First Active, Irish Permanent, TSB and the two remaining building societies, EBS and Irish Nationwide, face savage cuts in profits if they follow the move by AIB and Bank of Ireland and cut their mortgage rates to below 4 per cent.
Mr Oliver O'Shea, analyst with Goodbody Stockbrokers, has estimated that repricing its entire variable rate mortgage book by 1.25 percentage points lower would reduce EBS's pretax profits by 63 per cent to €29 million (£23 million).
EBS, committed to mutuality, has traditionally offered cheaper mortgages and higher deposit rates than the banks. Any erosion of these lower margins would hit EBS proportionately more than a 1.25 percentage point cut in mortgage rates would have on the banks' margins.
EBS has already said it intends to remain the cheapest mortgage lender on the market and maintaining this position would require a rate cut of at least 0.9 percentage points.
But analysts believe that with no outside shareholders to keep happy, EBS will move aggressively to maintain its mortgage rate differential over the other lenders. A cut of 1.25 percentage points would bring EBS's variable rate down to 3.6 per cent.
Irish Nationwide - less committed to mutuality than EBS - faces a potential 25 per cent fall in its profits to €32 million if it matches the mortgage rate cut from AIB and Bank of Ireland.
But the impact on some of the publicly quoted banks will be more significant as the market may now have to rerate the banks to reflect the cut in their margins that a 1.25 percentage cut in mortgage rates will bring.
Goodbody believes the impact on AIB and Bank of Ireland will be negligible given their diversity of earnings and their much lower dependence on mortgage lending, with AIB facing only a 2 per cent fall in profits and Bank of Ireland 3 per cent.
But for First Active and Irish Life & Permanent the impact will be harsher.

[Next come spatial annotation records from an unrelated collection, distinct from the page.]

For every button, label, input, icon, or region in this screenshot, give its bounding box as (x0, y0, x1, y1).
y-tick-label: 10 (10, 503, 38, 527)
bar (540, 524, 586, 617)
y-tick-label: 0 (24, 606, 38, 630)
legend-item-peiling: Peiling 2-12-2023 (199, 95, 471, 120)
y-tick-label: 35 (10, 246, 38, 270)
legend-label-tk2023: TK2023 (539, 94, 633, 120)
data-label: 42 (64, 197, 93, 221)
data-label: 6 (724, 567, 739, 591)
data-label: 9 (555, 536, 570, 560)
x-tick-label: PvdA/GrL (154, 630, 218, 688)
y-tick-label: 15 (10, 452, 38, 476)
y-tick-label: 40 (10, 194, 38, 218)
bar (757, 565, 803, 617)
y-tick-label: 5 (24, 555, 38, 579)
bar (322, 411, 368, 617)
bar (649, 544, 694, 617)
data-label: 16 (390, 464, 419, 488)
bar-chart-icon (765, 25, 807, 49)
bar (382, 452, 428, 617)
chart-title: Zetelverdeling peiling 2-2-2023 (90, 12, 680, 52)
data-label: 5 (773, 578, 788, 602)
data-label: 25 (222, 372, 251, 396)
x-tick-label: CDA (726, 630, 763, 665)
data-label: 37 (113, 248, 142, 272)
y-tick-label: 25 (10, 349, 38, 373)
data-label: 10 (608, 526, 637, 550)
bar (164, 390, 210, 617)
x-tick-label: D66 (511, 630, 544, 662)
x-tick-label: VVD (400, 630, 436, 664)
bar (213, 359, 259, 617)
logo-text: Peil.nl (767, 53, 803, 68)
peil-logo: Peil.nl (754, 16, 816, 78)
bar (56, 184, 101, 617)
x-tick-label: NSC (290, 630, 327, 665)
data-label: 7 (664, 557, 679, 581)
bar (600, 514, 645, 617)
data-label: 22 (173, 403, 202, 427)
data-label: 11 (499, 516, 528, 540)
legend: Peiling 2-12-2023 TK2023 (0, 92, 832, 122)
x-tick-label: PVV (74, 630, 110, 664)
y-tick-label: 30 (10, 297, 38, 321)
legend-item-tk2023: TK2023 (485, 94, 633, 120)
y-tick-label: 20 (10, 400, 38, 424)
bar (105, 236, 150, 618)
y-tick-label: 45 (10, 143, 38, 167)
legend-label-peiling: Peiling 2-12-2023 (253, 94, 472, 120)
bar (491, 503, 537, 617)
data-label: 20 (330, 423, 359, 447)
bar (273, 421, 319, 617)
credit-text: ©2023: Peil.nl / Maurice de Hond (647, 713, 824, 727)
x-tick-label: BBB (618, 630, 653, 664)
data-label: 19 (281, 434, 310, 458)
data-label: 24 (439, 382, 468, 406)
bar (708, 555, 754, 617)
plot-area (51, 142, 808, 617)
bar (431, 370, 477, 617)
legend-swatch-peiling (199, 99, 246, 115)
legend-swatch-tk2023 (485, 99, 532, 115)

Goodbody estimates that First Active faces a 34 per cent fall in its pre-tax profits to €44 million while Irish Life & Permanent faces a fall of 8 per cent, although its Irish Permanent banking division faces a 29 per cent fall in profits to €85 million. So far, the rate cut on margins has not affected First Active and Irish Permanent share prices. But market sources said yesterday First Active in particular might come under pressure as investors price in the impact of the likely mortgage rate cut on profits and earnings.